Entre enero y agosto de este año, al menos 17 cabezas han sido encontradas junto a narcomantas, banderas o pancartas dejadas en público por grupos criminales que típicamente amenazan a rivales, autoridades, funcionarios gubernamentales e incluso al público.

De acuerdo con una revisión de medios locales por InSight Crime, los mensajes hacen referencia a los agentes de policía, mostrando sus nombres, insignias o números de patrulla, e incluso sus fotografías. Muchas de estas pancartas se han centrado en acusaciones de que las unidades policiales apoyan a grupos rivales a cambio de sobornos.

A comienzos de agosto, en la Ciudad de México fueron detenidos dos individuos por dejar una narcomanta que amenazaba con asesinar a los empleados de una prisión de la capital. El mensaje iba dirigido a Hazael Ruiz Ortega, subsecretario del sistema penitenciario de Ciudad de México, y lo acusaba de brindar un trato preferente a miembros de carteles rivales en la prisión. Junto a la narcomanta, los agentes de policía hallaron la cabeza cercenada de un cerdo, un aditamento común de las amenazas de los carteles contra agentes de la policía.
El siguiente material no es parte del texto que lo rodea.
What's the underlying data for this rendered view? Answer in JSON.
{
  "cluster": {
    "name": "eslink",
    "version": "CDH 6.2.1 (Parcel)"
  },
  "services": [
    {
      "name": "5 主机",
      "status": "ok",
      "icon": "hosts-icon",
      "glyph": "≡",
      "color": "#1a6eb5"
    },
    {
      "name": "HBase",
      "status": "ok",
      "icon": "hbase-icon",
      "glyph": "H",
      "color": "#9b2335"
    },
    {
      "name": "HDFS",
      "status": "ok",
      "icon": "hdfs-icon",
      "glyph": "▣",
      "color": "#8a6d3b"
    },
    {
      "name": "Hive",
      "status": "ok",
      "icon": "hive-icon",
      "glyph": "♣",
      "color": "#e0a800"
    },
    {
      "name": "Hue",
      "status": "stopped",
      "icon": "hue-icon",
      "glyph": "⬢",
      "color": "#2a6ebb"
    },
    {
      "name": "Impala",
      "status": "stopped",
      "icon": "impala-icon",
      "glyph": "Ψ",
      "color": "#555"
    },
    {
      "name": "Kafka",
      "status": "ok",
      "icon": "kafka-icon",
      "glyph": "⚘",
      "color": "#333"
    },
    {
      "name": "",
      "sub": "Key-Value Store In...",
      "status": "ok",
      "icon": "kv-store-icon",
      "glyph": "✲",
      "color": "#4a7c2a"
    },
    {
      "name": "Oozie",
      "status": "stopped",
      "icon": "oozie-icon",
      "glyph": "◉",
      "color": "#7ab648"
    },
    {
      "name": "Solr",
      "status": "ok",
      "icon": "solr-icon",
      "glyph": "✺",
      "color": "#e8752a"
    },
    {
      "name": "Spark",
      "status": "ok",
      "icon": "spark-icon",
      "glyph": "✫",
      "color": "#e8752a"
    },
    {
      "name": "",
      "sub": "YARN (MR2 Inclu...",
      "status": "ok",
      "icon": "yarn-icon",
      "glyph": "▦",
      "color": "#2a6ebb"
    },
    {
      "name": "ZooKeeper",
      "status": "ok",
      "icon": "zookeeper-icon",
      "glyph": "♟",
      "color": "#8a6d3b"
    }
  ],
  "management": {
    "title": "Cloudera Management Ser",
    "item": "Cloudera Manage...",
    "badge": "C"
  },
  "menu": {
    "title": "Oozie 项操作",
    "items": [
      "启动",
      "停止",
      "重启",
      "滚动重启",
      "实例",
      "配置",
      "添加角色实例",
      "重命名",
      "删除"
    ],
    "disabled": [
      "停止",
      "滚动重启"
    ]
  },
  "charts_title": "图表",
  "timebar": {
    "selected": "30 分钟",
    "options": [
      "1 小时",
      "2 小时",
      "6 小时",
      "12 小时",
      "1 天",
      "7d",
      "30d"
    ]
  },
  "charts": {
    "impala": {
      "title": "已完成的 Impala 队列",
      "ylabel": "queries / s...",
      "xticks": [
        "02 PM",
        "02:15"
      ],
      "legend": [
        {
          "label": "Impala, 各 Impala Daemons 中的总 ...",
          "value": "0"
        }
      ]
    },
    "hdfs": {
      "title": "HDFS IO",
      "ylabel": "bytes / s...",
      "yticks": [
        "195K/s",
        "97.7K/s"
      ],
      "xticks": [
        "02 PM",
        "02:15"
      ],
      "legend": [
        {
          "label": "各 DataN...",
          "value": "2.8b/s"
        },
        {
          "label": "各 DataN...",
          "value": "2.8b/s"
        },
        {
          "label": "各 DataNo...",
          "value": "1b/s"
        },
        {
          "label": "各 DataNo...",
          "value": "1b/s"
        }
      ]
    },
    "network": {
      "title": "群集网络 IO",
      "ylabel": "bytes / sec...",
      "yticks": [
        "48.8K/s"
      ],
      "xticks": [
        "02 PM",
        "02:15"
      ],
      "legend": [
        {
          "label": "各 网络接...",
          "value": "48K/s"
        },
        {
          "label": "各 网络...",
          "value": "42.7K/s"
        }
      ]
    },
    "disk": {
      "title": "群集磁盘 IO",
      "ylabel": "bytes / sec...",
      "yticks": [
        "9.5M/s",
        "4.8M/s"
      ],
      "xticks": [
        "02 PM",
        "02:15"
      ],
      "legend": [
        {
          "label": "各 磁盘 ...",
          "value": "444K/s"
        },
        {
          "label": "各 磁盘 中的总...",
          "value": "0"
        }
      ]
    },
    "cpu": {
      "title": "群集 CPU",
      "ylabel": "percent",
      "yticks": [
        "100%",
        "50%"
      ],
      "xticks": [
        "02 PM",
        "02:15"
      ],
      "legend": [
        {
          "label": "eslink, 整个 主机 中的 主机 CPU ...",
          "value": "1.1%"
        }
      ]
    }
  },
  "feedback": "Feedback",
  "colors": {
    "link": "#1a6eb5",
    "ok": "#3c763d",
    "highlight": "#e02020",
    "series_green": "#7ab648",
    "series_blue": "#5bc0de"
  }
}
Y en junio, el Cartel Jalisco Nueva Generación (CJNG) dejó una manta completa con restos de un cerdo, en la que acusaba a la policía de Guadalajara de proteger al Cartel de Sinaloa. Las pancartas enumeraban los nombres de los oficiales. La unidad, que había estado en un tiroteo con una célula del CJNG en abril, hizo que uno de sus oficiales fuera sacado de su casa por pistoleros y asesinado.

Pero también se ha amenazado de la misma forma a carteles rivales y políticos. Antes de esto, en julio, el CJNG usó una narcomanta, acompañada de una cabeza de cerdo para declarar el final de una tregua con varias facciones del Cartel de Tijuana en Baja Calfornia.

Y antes de las elecciones legislativas de junio en México, se vieron varias narcomantas con amenazas a candidatos políticos que según ellos cooperaban con los carteles o incluso para indicar a la gente por cuál partido votar.